Geç saatlerde eve gitmekten nefret ediyordu. Bu onu çok tedirgin ediyordu, kabuslarının yeniden canlanacağından korkuyordu. Sadece arkadaşı Leah’ın yerine çalışmak zorundaydı. Leah bu kadar hasta olmasa ve ayakta durmakta zorlanmasa, kesinlikle hayır derdi.
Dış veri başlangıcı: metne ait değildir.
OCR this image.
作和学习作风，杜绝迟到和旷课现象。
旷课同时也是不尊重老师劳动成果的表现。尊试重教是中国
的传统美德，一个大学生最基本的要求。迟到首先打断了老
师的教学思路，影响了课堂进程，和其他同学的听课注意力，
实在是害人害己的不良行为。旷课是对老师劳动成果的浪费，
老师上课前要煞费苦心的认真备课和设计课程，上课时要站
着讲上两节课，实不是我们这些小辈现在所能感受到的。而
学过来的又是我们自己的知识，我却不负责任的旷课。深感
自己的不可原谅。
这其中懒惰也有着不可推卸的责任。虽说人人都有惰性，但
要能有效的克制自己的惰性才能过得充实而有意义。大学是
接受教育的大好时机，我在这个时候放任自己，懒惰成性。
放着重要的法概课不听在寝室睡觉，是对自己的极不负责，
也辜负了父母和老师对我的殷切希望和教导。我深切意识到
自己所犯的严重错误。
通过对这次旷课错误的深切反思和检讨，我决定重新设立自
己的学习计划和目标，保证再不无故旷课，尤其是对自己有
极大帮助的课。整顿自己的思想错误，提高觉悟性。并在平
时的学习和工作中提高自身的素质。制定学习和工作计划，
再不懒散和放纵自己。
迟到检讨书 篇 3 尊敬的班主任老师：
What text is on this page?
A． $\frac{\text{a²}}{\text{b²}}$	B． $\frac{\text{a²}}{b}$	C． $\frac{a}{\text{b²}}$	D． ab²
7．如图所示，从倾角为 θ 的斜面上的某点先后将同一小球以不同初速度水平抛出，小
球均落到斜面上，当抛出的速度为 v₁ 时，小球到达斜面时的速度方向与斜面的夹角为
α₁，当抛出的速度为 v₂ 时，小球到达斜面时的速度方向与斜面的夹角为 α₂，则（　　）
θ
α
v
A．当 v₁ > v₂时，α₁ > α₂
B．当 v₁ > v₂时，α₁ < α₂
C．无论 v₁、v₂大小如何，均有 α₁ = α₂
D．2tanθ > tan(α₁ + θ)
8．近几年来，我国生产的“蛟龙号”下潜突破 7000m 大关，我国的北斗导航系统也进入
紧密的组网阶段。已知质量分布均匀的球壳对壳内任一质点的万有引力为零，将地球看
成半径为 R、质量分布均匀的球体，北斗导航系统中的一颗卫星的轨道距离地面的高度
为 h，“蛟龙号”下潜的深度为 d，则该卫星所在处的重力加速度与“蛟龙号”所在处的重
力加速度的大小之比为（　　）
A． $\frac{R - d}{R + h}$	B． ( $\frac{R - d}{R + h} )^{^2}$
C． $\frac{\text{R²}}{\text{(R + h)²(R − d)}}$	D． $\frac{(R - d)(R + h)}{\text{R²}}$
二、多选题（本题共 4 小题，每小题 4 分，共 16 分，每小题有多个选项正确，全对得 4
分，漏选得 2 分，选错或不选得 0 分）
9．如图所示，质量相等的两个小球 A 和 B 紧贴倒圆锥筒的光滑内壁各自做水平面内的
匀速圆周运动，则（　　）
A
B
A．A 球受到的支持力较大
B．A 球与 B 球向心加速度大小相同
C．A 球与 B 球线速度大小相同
Arkasından gelen ani bir ses, son bloğu koşarak apartmanına ulaşmasına neden oldu. Adrenalin damarlarında dolaşırken tek odak noktası, güvenli bir şekilde kilitlenmiş kapısının arkasında ve yatağında olmaktı.
Tanıdık karanlık ve kasvetli apartman binası yakındaydı. Aceleyle üç kat merdiveni çıktı, kapısını becerikli bir şekilde açtı ve kapıyı kapatıp beş kilidi de çevirdi.
Nefesini tutarak, yabancı sesler dinledi, Amelia sadece komşularının yüksek sesle televizyon izlemesini ve üst kattaki tartışan çifti duyduğunda rahat bir nefes verdi.
“Yine paranoyak oluyorsun Lia,” dedi kendine su içerken.
Amelia, yırtık halılar, eskimiş kanepe ve sadece bir kanal gösteren televizyonla dolu döküntü apartmanına göz gezdirdi. Küçük mutfağı, ardından tuvalet ve banyosu olan küçük yatak odası.
Her şeyi kendi zevkine göre düzenli ve temiz tutuyordu, duvarlarda hatıra yoktu, çocukluğundan kalma bir oyuncak yoktu, sadece iki işte çalışarak ve topluluk kolejine giderken kazandığı parayla aldığı birkaç kıyafet vardı.
Yorgun bir şekilde yatağına doğru ilerledi, sabah sekiz vardiyasının olduğunu biliyordu; görünüşe göre bazı önemli iş adamları restoranlarında kahvaltı toplantısı yapacaktı. Patronu bu özel müşterilerle çok heyecanlıydı, nedenini bilmiyordu ve umursamıyordu da.
Kendisini aşağılık gibi hissettirmeyi görev edinen, kendilerini Tanrı'nın insanlığa armağanı sanan zengin ve kibirli tiplerden yeterince nasibini almıştı.
Ağrıyan ayaklarını ovarak, Amelia büyük çıkışının ne zaman geleceğini merak etti. İşletme Yönetimi diploması vardı ve bilgisayarlarla arası çok iyiydi. Ama başvurduğu yerler topluluk kolejinden mezun birine ilgi göstermiyordu.
Bulabildiği işler sadece geçici işlerdi ama onlar da nadiren oluyordu. Deneyim güzeldi ama kalıcı bir şey istiyordu. Onu buradan çıkaracak bir iş. Daha güvenli bir yer.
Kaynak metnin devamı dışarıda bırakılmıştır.